Thomas and Mary raised seven children: Thomas Jr., Joseph, Joanne, Lawrence, Patrick, Kenny and Danny. They were a religious family, united not only by their Catholic faith, but also by the hardscrabble lives each led in Southwest Philadelphia and in Delaware County.
Thomas Jr. was a cop for five years until he was injured. Joseph worked for a cement company and battled many physical problems. Joanne was a waitress. Lawrence worked as a bartender. Pat has spent 40 years working for Acme, and Kenny worked a variety of jobs, including bartender. Of the seven children, only one became famous, and not in a way that any parent or sibling would ever desire.
The eminent one was Danny Faulkner, and his fame came only upon his execution Dec. 9, 1981. Mumia Abu-Jamal was tried and convicted for that murder one year later. It was a long time ago.
Stamps were 20 cents; Luke had finally married Laura on General Hospital; Olivia Newton-John's "Physical" was atop the charts. President Reagan, nearing the end of his first year in office, was enabling an expansion by the CIA into domestic counterintelligence. And Danny Faulkner liked to spend his Sunday afternoons watching another "Dan" -- Dan Fouts -- throw touchdowns for the Chargers in San Diego.
In the intervening quarter-century, many Faulkner family members have passed without closure, due to a delay initiated by death-penalty opponents. Danny's mother, Mary, was alive when he was killed and attended every day of the murder trial before passing a few years thereafter. (His father, Thomas, a trolley driver, died when Danny was a boy.) All Danny Faulkner's siblings were still alive at the time of his tragic death, but today, only two are with us: Larry and Pat. Maureen Faulkner, Danny's wife, is very much alive, but both of her parents, who agonizingly accompanied her to trial in 1982, have passed.
Meanwhile, the man who heaped tragedy upon everyone related to the Philly cop still lives, albeit behind bars. Abu-Jamal is now 53.
His attorneys were back in court last week for yet another round in his endless cycle of appeals. His long entanglement in the courts is an embarrassment to our judicial system, but not because an innocent man sits on death row. No: This saga is testament to a system easily manipulated for interminable delay. Consider that, since the death penalty was reinstated in Pennsylvania in 1978, only three have been put to death -- and each of them asked for it! Meanwhile, 225 inmates sit on death row.
I no longer fault Abu-Jamal's attorneys for the wait. Instead, I lay blame with those who give lip service to the death penalty, but don't act to enforce it by streamlining the appellate process. Legislators who talk a good game in election season, but lose sight of what a quarter-century of uncertainly does to crime victims like the family of Danny Faulkner.
No wonder Pat Faulkner, Danny's brother, told me he couldn't bring himself to be there in court last week.
"I just don't know how I would react after 25 years, and I don't want to overreact and embarrass my brother's memory with my temper," he said. "You can only hold something in so long."
The murder was in 1981. In 1982, Abu-Jamal was afforded a trial by his peers, which led to his conviction and death sentence. In 1989, his conviction and sentence were upheld by the Pennsylvania state Supreme Court. The commonwealth's highest court also rejected subsequent appeals (in 1995, 1996 and 1997, his case was the subject of Post-Conviction Relief Act hearings, which afforded him the opportunity to raise new evidence).

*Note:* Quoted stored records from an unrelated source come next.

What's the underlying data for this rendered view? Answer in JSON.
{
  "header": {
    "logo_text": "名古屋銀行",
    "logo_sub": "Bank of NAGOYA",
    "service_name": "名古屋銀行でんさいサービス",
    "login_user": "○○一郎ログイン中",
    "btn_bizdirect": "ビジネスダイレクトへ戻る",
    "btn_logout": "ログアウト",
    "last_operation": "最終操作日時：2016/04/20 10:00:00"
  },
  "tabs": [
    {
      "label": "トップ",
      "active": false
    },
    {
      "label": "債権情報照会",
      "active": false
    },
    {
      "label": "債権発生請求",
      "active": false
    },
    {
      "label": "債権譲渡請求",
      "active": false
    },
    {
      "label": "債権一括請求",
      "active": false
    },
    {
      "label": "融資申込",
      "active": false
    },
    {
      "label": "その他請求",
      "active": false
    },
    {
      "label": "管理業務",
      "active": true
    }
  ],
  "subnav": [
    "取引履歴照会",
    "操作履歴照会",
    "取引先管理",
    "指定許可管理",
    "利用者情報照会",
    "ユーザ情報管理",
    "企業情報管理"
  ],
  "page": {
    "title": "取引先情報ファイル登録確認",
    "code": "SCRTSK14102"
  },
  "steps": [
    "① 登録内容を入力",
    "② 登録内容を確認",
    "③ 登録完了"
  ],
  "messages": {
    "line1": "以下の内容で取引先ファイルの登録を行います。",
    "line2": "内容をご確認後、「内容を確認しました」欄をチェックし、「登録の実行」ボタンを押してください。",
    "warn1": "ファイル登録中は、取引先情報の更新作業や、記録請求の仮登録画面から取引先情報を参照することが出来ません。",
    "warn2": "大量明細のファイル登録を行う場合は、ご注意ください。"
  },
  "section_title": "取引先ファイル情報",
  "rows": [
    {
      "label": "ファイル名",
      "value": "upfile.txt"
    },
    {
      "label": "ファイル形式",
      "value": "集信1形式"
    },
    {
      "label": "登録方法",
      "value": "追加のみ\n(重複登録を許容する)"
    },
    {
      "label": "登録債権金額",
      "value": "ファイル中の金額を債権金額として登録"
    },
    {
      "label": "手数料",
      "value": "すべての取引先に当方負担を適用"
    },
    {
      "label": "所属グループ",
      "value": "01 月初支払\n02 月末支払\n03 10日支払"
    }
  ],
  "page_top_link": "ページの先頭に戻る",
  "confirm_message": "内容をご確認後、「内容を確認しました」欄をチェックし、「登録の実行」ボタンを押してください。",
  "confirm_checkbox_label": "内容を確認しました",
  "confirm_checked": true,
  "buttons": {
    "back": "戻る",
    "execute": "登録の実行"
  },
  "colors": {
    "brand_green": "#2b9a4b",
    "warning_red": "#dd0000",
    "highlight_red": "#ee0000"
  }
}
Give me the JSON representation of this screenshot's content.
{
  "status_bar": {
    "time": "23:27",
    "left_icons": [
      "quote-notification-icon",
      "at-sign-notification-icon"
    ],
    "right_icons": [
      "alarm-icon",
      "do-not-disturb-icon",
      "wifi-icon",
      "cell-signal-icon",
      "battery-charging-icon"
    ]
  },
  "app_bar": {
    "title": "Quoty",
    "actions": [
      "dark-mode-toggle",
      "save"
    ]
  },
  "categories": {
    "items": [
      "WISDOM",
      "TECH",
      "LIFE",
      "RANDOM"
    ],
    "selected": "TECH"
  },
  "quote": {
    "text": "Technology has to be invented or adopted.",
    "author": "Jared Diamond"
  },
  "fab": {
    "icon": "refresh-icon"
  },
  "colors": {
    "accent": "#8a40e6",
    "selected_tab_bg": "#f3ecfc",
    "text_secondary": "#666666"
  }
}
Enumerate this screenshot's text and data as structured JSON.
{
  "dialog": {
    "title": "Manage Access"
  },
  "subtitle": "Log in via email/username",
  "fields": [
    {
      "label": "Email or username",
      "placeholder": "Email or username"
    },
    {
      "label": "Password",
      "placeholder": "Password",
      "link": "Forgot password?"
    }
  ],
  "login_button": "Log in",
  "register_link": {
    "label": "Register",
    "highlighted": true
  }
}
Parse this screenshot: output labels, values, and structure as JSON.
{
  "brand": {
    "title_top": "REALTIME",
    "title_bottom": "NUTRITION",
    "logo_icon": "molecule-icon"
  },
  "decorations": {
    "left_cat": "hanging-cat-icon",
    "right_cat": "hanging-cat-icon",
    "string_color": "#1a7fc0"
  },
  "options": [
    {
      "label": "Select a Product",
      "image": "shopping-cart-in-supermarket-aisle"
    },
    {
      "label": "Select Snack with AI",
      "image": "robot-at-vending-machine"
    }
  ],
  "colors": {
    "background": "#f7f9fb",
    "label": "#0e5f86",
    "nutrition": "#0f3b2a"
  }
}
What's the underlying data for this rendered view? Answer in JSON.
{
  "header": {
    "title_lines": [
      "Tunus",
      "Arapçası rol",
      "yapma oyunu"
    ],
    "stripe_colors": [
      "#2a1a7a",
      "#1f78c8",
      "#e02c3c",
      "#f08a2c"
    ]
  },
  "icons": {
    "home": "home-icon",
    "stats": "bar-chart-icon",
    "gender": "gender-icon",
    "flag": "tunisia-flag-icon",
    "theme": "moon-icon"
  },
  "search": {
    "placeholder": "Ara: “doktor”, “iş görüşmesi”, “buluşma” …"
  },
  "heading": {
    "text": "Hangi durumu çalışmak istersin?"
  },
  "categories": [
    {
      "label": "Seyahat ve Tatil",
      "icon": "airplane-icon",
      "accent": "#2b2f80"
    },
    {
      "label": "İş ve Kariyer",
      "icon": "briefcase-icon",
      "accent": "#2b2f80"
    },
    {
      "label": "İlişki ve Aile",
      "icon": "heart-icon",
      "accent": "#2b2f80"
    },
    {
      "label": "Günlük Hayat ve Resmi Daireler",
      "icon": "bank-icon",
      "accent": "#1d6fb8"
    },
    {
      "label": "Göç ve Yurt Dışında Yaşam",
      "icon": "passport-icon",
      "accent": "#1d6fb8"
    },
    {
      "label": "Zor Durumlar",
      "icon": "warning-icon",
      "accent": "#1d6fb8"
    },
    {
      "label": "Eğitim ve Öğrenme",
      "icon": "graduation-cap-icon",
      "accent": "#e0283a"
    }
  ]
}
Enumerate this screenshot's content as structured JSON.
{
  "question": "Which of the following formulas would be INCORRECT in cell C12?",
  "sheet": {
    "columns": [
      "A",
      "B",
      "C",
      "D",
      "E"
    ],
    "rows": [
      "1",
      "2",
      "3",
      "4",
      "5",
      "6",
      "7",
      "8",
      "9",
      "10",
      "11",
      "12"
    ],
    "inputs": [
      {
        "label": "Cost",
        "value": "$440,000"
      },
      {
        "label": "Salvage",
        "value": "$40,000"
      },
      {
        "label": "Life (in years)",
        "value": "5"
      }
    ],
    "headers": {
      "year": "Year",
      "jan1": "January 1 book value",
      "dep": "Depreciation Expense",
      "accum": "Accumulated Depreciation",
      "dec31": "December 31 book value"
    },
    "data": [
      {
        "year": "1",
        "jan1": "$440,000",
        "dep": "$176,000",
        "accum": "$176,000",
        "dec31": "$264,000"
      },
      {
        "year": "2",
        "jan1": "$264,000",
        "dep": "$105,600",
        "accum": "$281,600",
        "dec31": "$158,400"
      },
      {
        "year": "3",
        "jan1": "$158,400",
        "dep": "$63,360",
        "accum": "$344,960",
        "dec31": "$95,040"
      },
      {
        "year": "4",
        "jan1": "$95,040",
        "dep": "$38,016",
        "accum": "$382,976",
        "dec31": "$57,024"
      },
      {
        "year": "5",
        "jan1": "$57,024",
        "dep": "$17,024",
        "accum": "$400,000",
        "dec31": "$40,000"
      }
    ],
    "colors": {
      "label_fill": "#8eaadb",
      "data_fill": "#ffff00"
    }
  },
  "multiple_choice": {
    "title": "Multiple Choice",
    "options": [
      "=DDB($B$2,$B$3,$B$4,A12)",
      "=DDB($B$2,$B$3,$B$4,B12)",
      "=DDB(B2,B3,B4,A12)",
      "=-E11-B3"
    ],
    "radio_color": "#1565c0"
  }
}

With the state appeals exhausted, Abu-Jamal has turned to the federal courts, where he seeks habeas corpus relief. In 2001, a federal judge upheld the conviction and rejected all but one of the 29 defense arguments.
Perhaps most telling was what that judge, William H. Yohn Jr., noted at the outset: "Since its inception, this matter has negotiated a tortuous procedural course, and this pattern continues today." Tortuous indeed. Just ask Maureen Faulkner.
"In 1982, when Jamal was unanimously sentenced to death by a jury that he helped pick, I never could have even imagined that, seven years into the next century, my family and I would still be taking time from our lives to attend appeals hearings," she told me last week.
"This process is obscene in the way it taints the survivors' lives for so long. You can never move on. There's never any closure: just endless rounds of hearings and motions made by new batches of crusading attorneys. This case has now even tainted the lives of Danny's nieces and nephews, who were just little children when Jamal murdered Danny. It gets out that you are the niece or nephew of Danny Faulkner, and people treat you differently. Sometimes better, sometimes worse, but they can't get away from it. And now some of them will be standing in the courtroom in place of their uncles, who have lived their lives and passed on. And Jamal is still alive on death row writing books and mugging for the camera. It's all so wrong."
Twenty-five years and counting.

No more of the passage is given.